Trevor-Roper’s testimony before the committee said a lot of things which seem obvious today, but at the time were revolutionary: that queerness was not an illness or disability; that queerfolk led ordinary, mundane lives; that they posed no harm to society, but were being directly harmed by the existing law, which left them open to blackmail; and that suicide rates were high among young queer men because they felt isolated and alienated by society.
Other men did offer to testify before the committee, but were rejected as unsuitable witnesses for much the same reason Winters, Wildeblood, and Trevor-Roper wanted to be included: because the committee, which tended towards sympathy where homosexuality was concerned, was only interested in a very specific, class-based and private expression of homosexuality. The men arrested for procuring sex in the streets were no better (or different) to those associated with the scourge of prostitution, the other matter the committee was investigating. Wildeblood himself drew a direct parallel between the two, stating: “Soliciting, whether it is heterosexual or homosexual, is obviously a social nuisance and will have to be curbed.”

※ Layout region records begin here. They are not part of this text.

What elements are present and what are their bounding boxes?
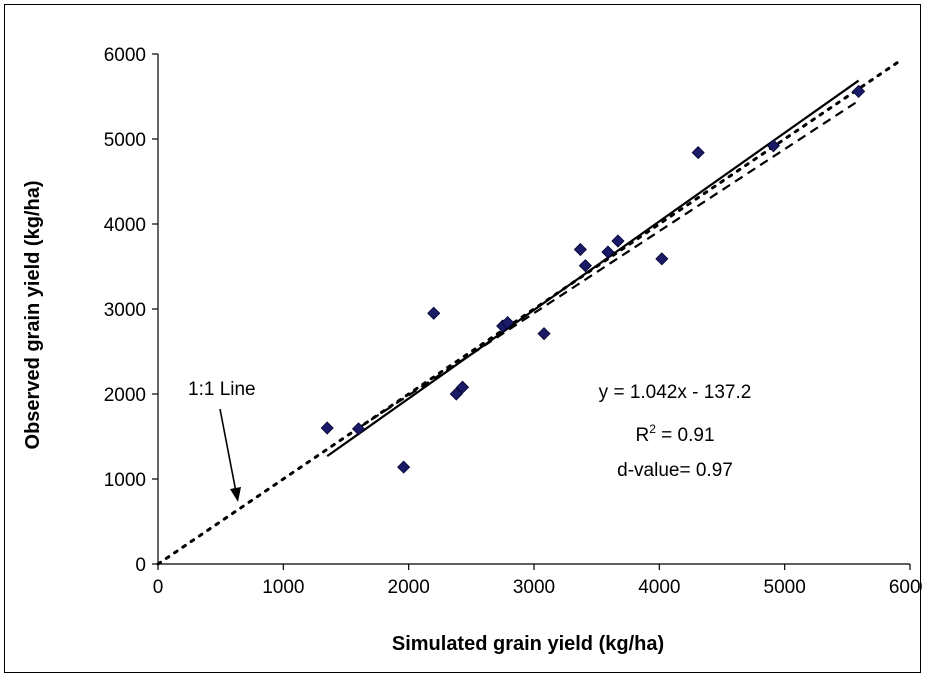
x-axis-ticks: 0 1000 2000 3000 4000 5000 6000 — [153, 564, 922, 598]
one-to-one-label: 1:1 Line — [188, 379, 256, 400]
d-value-label: d-value= 0.97 — [617, 460, 733, 481]
x-tick-label: 2000 — [388, 577, 430, 598]
r-squared-label: R2 = 0.91 — [635, 422, 714, 446]
x-tick-label: 4000 — [638, 577, 680, 598]
data-point — [455, 380, 470, 394]
x-axis-title: Simulated grain yield (kg/ha) — [392, 633, 664, 655]
x-tick-label: 3000 — [513, 577, 555, 598]
data-point — [578, 259, 592, 273]
y-tick-label: 6000 — [104, 45, 146, 66]
data-point — [601, 245, 615, 259]
data-point — [655, 252, 669, 266]
x-tick-label: 6000 — [889, 577, 922, 598]
data-point — [573, 242, 587, 257]
data-point — [691, 146, 705, 160]
y-tick-label: 5000 — [104, 130, 146, 151]
data-points — [320, 84, 866, 474]
r-squared-value: = 0.91 — [656, 425, 715, 446]
y-axis-ticks: 0 1000 2000 3000 4000 5000 6000 — [104, 45, 158, 576]
x-tick-label: 0 — [153, 577, 164, 598]
data-point — [766, 139, 780, 153]
data-point — [537, 327, 551, 341]
data-point — [852, 84, 866, 98]
data-point — [320, 421, 334, 435]
data-point — [611, 234, 625, 248]
r-squared-prefix: R — [635, 425, 649, 446]
regression-equation: y = 1.042x - 137.2 — [599, 382, 752, 403]
x-tick-label: 1000 — [262, 577, 304, 598]
y-tick-label: 0 — [135, 555, 146, 576]
y-tick-label: 3000 — [104, 300, 146, 321]
y-axis-title: Observed grain yield (kg/ha) — [22, 181, 44, 450]
y-tick-label: 2000 — [104, 385, 146, 406]
chart-frame: 0 1000 2000 3000 4000 5000 6000 0 1000 2000 3000 4… — [4, 4, 922, 673]
data-point — [351, 422, 366, 436]
one-to-one-arrow — [219, 408, 237, 493]
regression-line — [326, 79, 860, 457]
scatter-chart: 0 1000 2000 3000 4000 5000 6000 0 1000 2000 3000 4… — [22, 45, 922, 655]
data-point — [501, 316, 515, 330]
data-point — [449, 387, 463, 401]
x-tick-label: 5000 — [764, 577, 806, 598]
data-point — [427, 306, 441, 320]
y-tick-label: 1000 — [104, 470, 146, 491]
fit-lines — [156, 61, 899, 566]
r-squared-superscript: 2 — [649, 422, 656, 436]
data-point — [397, 460, 411, 474]
y-tick-label: 4000 — [104, 215, 146, 236]
one-to-one-line — [156, 61, 899, 566]
trend-dashed-line — [357, 99, 860, 429]
one-to-one-arrowhead — [230, 487, 241, 502]
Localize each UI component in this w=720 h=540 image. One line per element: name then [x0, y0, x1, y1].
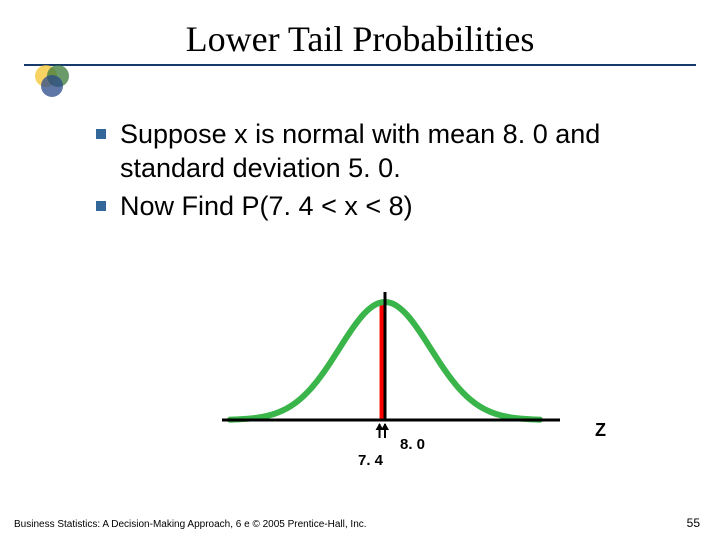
page-number: 55 [687, 516, 700, 530]
venn-logo-icon [28, 62, 74, 107]
bullet-text: Now Find P(7. 4 < x < 8) [120, 190, 413, 224]
axis-label-z: Z [595, 420, 606, 441]
page-title: Lower Tail Probabilities [0, 0, 720, 64]
normal-curve-chart [210, 280, 560, 460]
chart-svg [210, 280, 560, 460]
footer-text: Business Statistics: A Decision-Making A… [14, 519, 367, 530]
title-rule [24, 64, 696, 66]
bullet-item: Suppose x is normal with mean 8. 0 and s… [96, 118, 660, 186]
bullet-marker-icon [96, 201, 106, 211]
bullet-list: Suppose x is normal with mean 8. 0 and s… [96, 118, 660, 227]
tick-label-7-4: 7. 4 [358, 452, 383, 469]
venn-svg [28, 62, 74, 102]
bullet-text: Suppose x is normal with mean 8. 0 and s… [120, 118, 660, 186]
tick-label-8-0: 8. 0 [400, 436, 425, 453]
bullet-marker-icon [96, 129, 106, 139]
bullet-item: Now Find P(7. 4 < x < 8) [96, 190, 660, 224]
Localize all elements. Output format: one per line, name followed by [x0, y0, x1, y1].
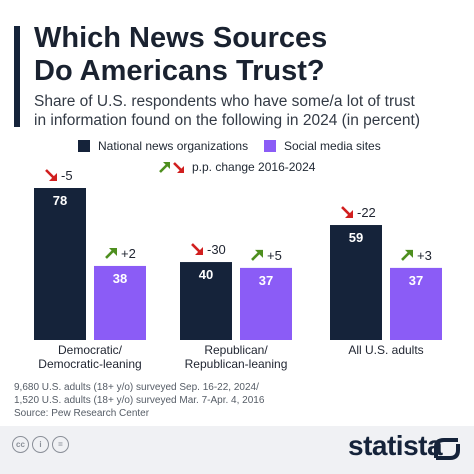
- chart-subtitle: Share of U.S. respondents who have some/…: [34, 92, 464, 130]
- change-arrow-1-1: [251, 249, 263, 261]
- category-label-0-1: Democratic-leaning: [38, 357, 141, 371]
- change-arrow-0-0: [45, 169, 57, 181]
- change-label-1-2: +3: [417, 248, 432, 263]
- brand-logo-text[interactable]: statista: [348, 430, 443, 461]
- legend-swatch-national: [78, 140, 90, 152]
- bar-0-1: [180, 262, 232, 340]
- source-line-3: Source: Pew Research Center: [14, 408, 150, 419]
- value-label-0-1: 40: [199, 267, 213, 282]
- change-label-0-1: -30: [207, 242, 226, 257]
- change-arrow-0-1: [191, 243, 203, 256]
- value-label-0-0: 78: [53, 193, 67, 208]
- value-label-1-0: 38: [113, 271, 127, 286]
- title-line-1: Which News Sources: [34, 22, 328, 54]
- legend-label-national: National news organizations: [98, 139, 249, 153]
- change-arrow-0-2: [341, 206, 353, 219]
- change-label-0-2: -22: [357, 205, 376, 220]
- subtitle-line-1: Share of U.S. respondents who have some/…: [34, 93, 415, 110]
- category-label-1-0: Republican/: [204, 343, 268, 357]
- bar-1-2: [390, 267, 442, 340]
- bar-chart: 78 -5 38 +2 Democratic/Democratic-leaning 40 -…: [34, 168, 442, 371]
- category-label-1-1: Republican-leaning: [185, 357, 288, 371]
- category-label-2-0: All U.S. adults: [348, 343, 423, 357]
- chart-title: Which News Sources Do Americans Trust?: [34, 22, 464, 88]
- bar-1-1: [240, 267, 292, 340]
- change-arrow-1-0: [105, 247, 117, 259]
- legend-label-change: p.p. change 2016-2024: [192, 160, 316, 174]
- bar-0-0: [34, 188, 86, 340]
- legend-change: p.p. change 2016-2024: [158, 160, 315, 174]
- title-line-2: Do Americans Trust?: [34, 55, 325, 87]
- cc-icon[interactable]: cc: [12, 436, 29, 453]
- change-arrow-1-2: [401, 249, 413, 261]
- title-accent-bar: [14, 26, 20, 127]
- subtitle-line-2: in information found on the following in…: [34, 112, 421, 129]
- change-label-0-0: -5: [61, 168, 73, 183]
- change-label-1-0: +2: [121, 246, 136, 261]
- value-label-1-2: 37: [409, 273, 423, 288]
- value-label-0-2: 59: [349, 230, 363, 245]
- source-line-2: 1,520 U.S. adults (18+ y/o) surveyed Mar…: [14, 395, 265, 406]
- category-label-0-0: Democratic/: [58, 343, 123, 357]
- bar-0-2: [330, 225, 382, 340]
- legend-label-social: Social media sites: [284, 139, 381, 153]
- footer-bar: [0, 426, 474, 474]
- up-down-arrows-icon: [159, 162, 184, 173]
- bar-1-0: [94, 265, 146, 340]
- legend-social: Social media sites: [264, 139, 381, 153]
- source-line-1: 9,680 U.S. adults (18+ y/o) surveyed Sep…: [14, 382, 259, 393]
- value-label-1-1: 37: [259, 273, 273, 288]
- change-label-1-1: +5: [267, 248, 282, 263]
- brand-logo-icon[interactable]: [434, 438, 460, 460]
- source-note: 9,680 U.S. adults (18+ y/o) surveyed Sep…: [14, 381, 264, 420]
- license-icons[interactable]: cc i =: [12, 436, 69, 453]
- legend-national: National news organizations: [78, 139, 248, 153]
- person-icon[interactable]: i: [32, 436, 49, 453]
- equals-icon[interactable]: =: [52, 436, 69, 453]
- legend-swatch-social: [264, 140, 276, 152]
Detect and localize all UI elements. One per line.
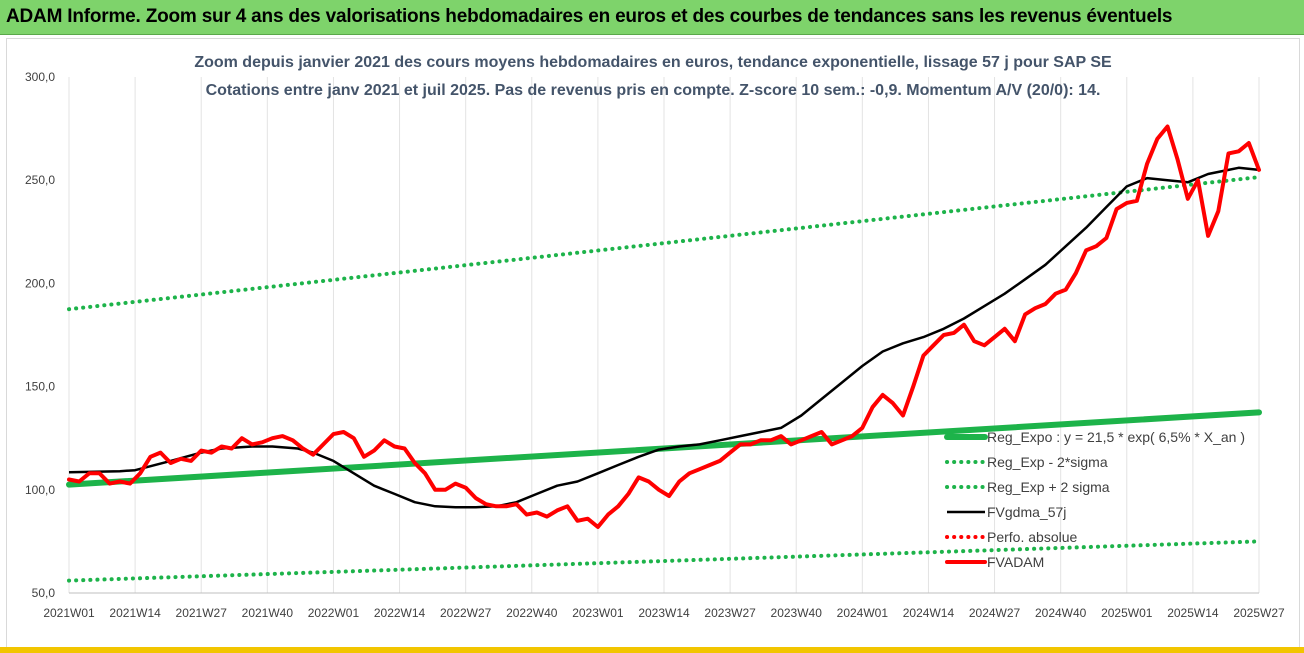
legend-label: FVADAM xyxy=(987,554,1044,570)
x-tick-labels: 2021W01 2021W14 2021W27 2021W40 2022W01 2022W… xyxy=(43,606,1285,620)
x-tick-label: 2021W01 xyxy=(43,606,95,620)
legend-label: Reg_Exp - 2*sigma xyxy=(987,454,1108,470)
x-tick-label: 2022W27 xyxy=(440,606,492,620)
y-tick-labels: 50,0 100,0 150,0 200,0 250,0 300,0 xyxy=(25,70,55,600)
chart-area: 50,0 100,0 150,0 200,0 250,0 300,0 2021W01 202… xyxy=(6,38,1300,651)
x-tick-label: 2024W01 xyxy=(837,606,889,620)
chart-title-line1: Zoom depuis janvier 2021 des cours moyen… xyxy=(194,54,1112,71)
x-tick-label: 2025W01 xyxy=(1101,606,1153,620)
report-title: ADAM Informe. Zoom sur 4 ans des valoris… xyxy=(6,6,1173,27)
report-banner: ADAM Informe. Zoom sur 4 ans des valoris… xyxy=(0,0,1304,35)
y-tick-label: 200,0 xyxy=(25,276,55,290)
chart-legend: Reg_Expo : y = 21,5 * exp( 6,5% * X_an )… xyxy=(944,429,1245,570)
vertical-grid xyxy=(68,77,1260,593)
y-tick-label: 150,0 xyxy=(25,380,55,394)
x-tick-label: 2023W27 xyxy=(704,606,756,620)
y-tick-label: 100,0 xyxy=(25,483,55,497)
x-tick-label: 2025W14 xyxy=(1167,606,1219,620)
series-group xyxy=(66,124,1262,583)
x-tick-label: 2024W14 xyxy=(903,606,955,620)
x-tick-label: 2021W40 xyxy=(242,606,294,620)
legend-label: Reg_Exp + 2 sigma xyxy=(987,479,1110,495)
series-line-fvadam xyxy=(67,124,1261,529)
x-tick-label: 2023W01 xyxy=(572,606,624,620)
legend-label: Reg_Expo : y = 21,5 * exp( 6,5% * X_an ) xyxy=(987,429,1245,445)
series-line-fvgdma-57j xyxy=(68,166,1260,509)
chart-title-line2: Cotations entre janv 2021 et juil 2025. … xyxy=(206,82,1101,99)
x-tick-label: 2022W14 xyxy=(374,606,426,620)
y-tick-label: 50,0 xyxy=(32,586,56,600)
y-tick-label: 250,0 xyxy=(25,173,55,187)
x-tick-label: 2022W01 xyxy=(308,606,360,620)
legend-label: Perfo. absolue xyxy=(987,529,1077,545)
legend-label: FVgdma_57j xyxy=(987,504,1066,520)
series-line-reg-exp-2-sigma xyxy=(67,539,1261,583)
y-tick-label: 300,0 xyxy=(25,70,55,84)
x-tick-label: 2024W40 xyxy=(1035,606,1087,620)
x-tick-label: 2023W14 xyxy=(638,606,690,620)
x-tick-label: 2025W27 xyxy=(1233,606,1285,620)
series-line-reg-exp-2-sigma xyxy=(67,175,1261,312)
bottom-accent-bar xyxy=(0,647,1304,653)
x-tick-label: 2023W40 xyxy=(771,606,823,620)
x-tick-label: 2022W40 xyxy=(506,606,558,620)
x-tick-label: 2021W14 xyxy=(109,606,161,620)
x-tick-label: 2024W27 xyxy=(969,606,1021,620)
x-tick-label: 2021W27 xyxy=(176,606,228,620)
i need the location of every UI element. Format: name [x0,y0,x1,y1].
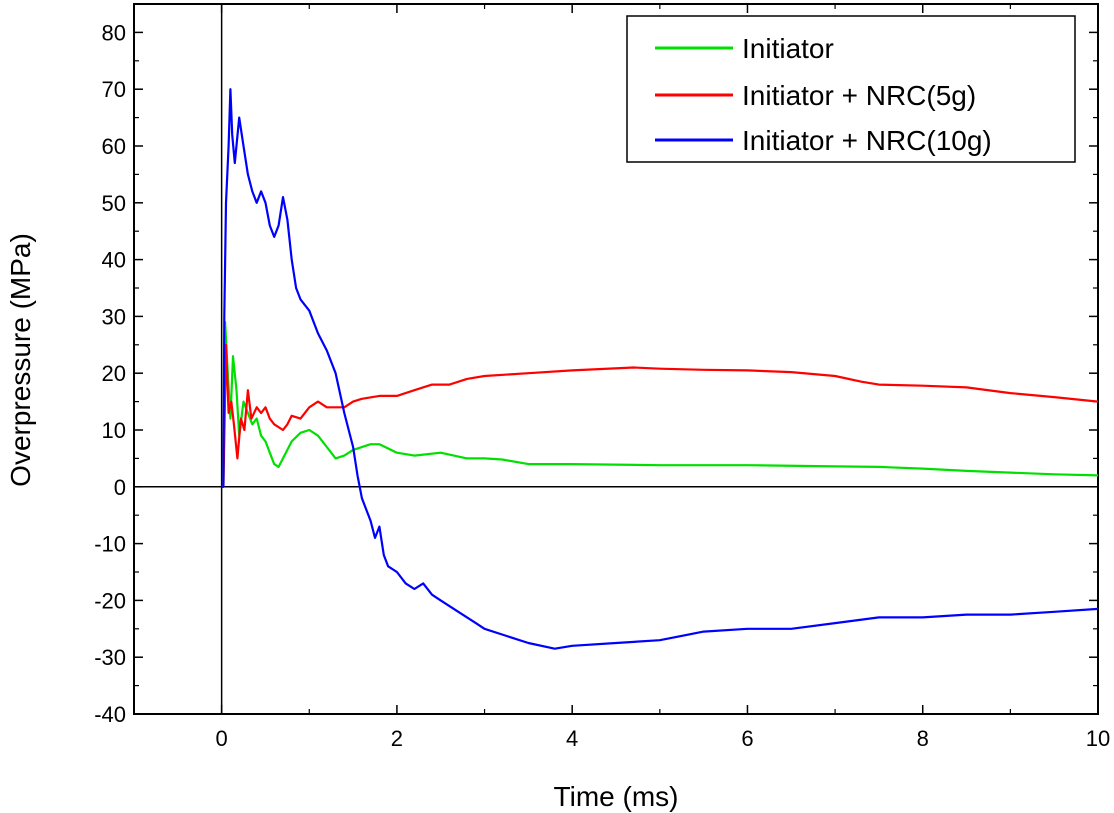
y-tick-label: -40 [94,702,126,727]
series-lines [221,88,1099,650]
legend-entry-nrc-10g: Initiator + NRC(10g) [655,125,992,156]
y-tick-label: 70 [102,77,126,102]
y-tick-label: -10 [94,532,126,557]
x-tick-label: 2 [391,726,403,751]
y-tick-label: 60 [102,134,126,159]
legend-label-nrc-5g: Initiator + NRC(5g) [742,80,976,111]
y-tick-label: 80 [102,20,126,45]
y-tick-label: -20 [94,588,126,613]
x-tick-label: 4 [566,726,578,751]
x-axis-title: Time (ms) [554,781,679,812]
y-tick-label: 50 [102,191,126,216]
legend-label-nrc-10g: Initiator + NRC(10g) [742,125,992,156]
series-line-initiator-nrc-5g [221,343,1099,488]
y-tick-label: 0 [114,475,126,500]
series-line-initiator-nrc-10g [221,88,1099,650]
x-tick-label: 0 [216,726,228,751]
y-tick-label: 10 [102,418,126,443]
y-axis-ticks: -40 -30 -20 -10 0 10 20 30 40 50 60 70 80 [94,20,1098,727]
legend-label-initiator: Initiator [742,33,834,64]
legend-entry-nrc-5g: Initiator + NRC(5g) [655,80,976,111]
x-tick-label: 6 [741,726,753,751]
y-tick-label: 30 [102,304,126,329]
x-tick-label: 10 [1086,726,1110,751]
y-tick-label: 40 [102,248,126,273]
x-tick-label: 8 [917,726,929,751]
y-tick-label: -30 [94,645,126,670]
legend: Initiator Initiator + NRC(5g) Initiator … [626,15,1076,163]
x-axis-ticks: 0 2 4 6 8 10 [133,4,1110,751]
legend-box [626,15,1076,163]
legend-entry-initiator: Initiator [655,33,834,64]
y-tick-label: 20 [102,361,126,386]
zero-lines [134,4,1098,714]
y-axis-title: Overpressure (MPa) [5,233,36,487]
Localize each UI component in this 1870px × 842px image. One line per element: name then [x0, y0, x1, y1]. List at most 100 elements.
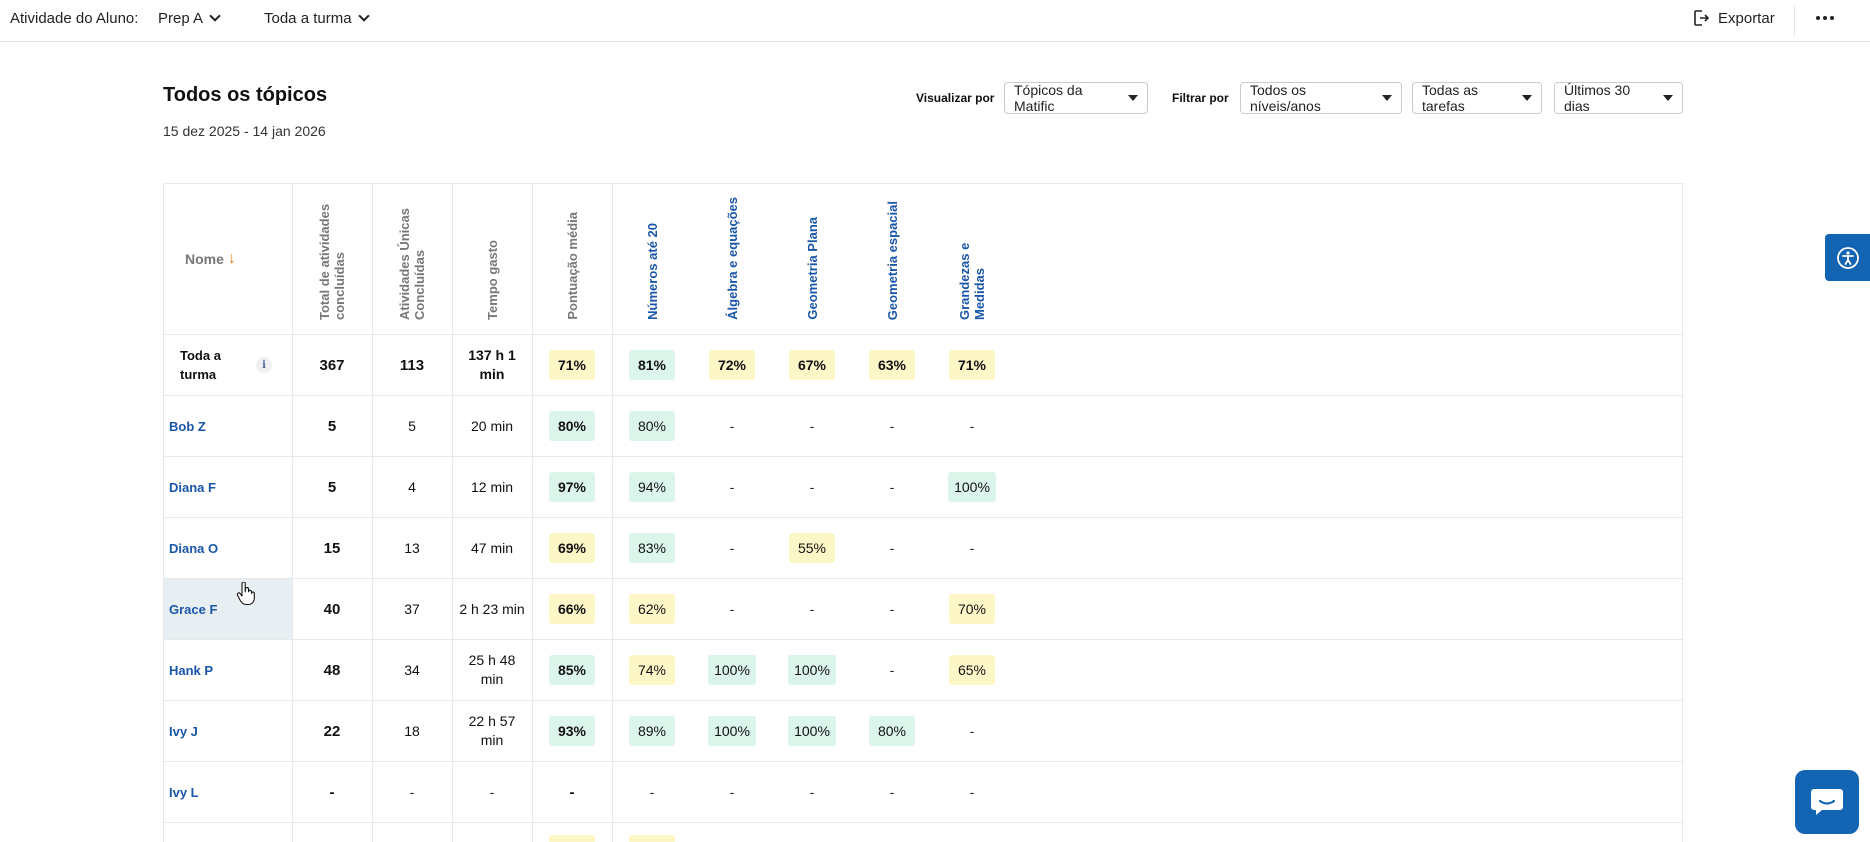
score-chip: 71% [549, 350, 595, 380]
empty-value: - [729, 784, 735, 800]
class-selector[interactable]: Prep A [158, 10, 221, 27]
total-value: 367 [319, 356, 345, 374]
export-button[interactable]: Exportar [1692, 9, 1775, 27]
topic-cell: 67% [772, 335, 852, 395]
student-name-link[interactable]: Ivy J [169, 723, 198, 739]
empty-value: - [729, 418, 735, 434]
topic-header-link[interactable]: Números até 20 [644, 223, 660, 320]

The more visible and public queers — the effeminate “queans” and those who frequented cottages and cruising grounds and the cinemas and bars and other public places were queer men secretly met — were not part of the new narrative that was being deliberately crafted by the three men testifying before the committee. Even now, fifty years later, the narrative still works: great strides are still being made towards LGBT equality by emphasising our sameness to straightfolk and denying those in our community who seem most “other.”
That isn’t to say the narrative doesn’t have truth or merit. When Wildeblood spoke about wishing to lead a quiet life with a partner of his choosing, his words have a poignancy which resonate with many. It’s just that he omitted discussing where he was to meet that partner.
I seek only to apply to my life the rules which govern the lives of all good men; freedom to choose a partner and… to live with him discreetly and faithfully… the right to choose the person whom I love.
The report recommended, by a vote of 14-1, that “homosexual behaviour between consenting adults in private should no longer be a criminal offence”, and recommended 21 as the age of consent. (Of prostitution, they weren’t so generous. They associated an increase in instances of street prostitution with “community instability” and “weakening of the family”, leading to an increase in prosecutions as the police strove to eliminate this perceived social threat.)
Despite the recommendations of the report, it would be another decade — a decade of incredible political agitation — before homosexuality was decriminalised in England and Wales. As a final point of interest, Wolfenden’s son, Jeremy, was gay. When homosexuality was added to the committee’s remit, Wolfenden wrote to Jeremy, suggesting it would be best “if he weren’t seen around him too often in lipstick and make-up” while the committee was sitting.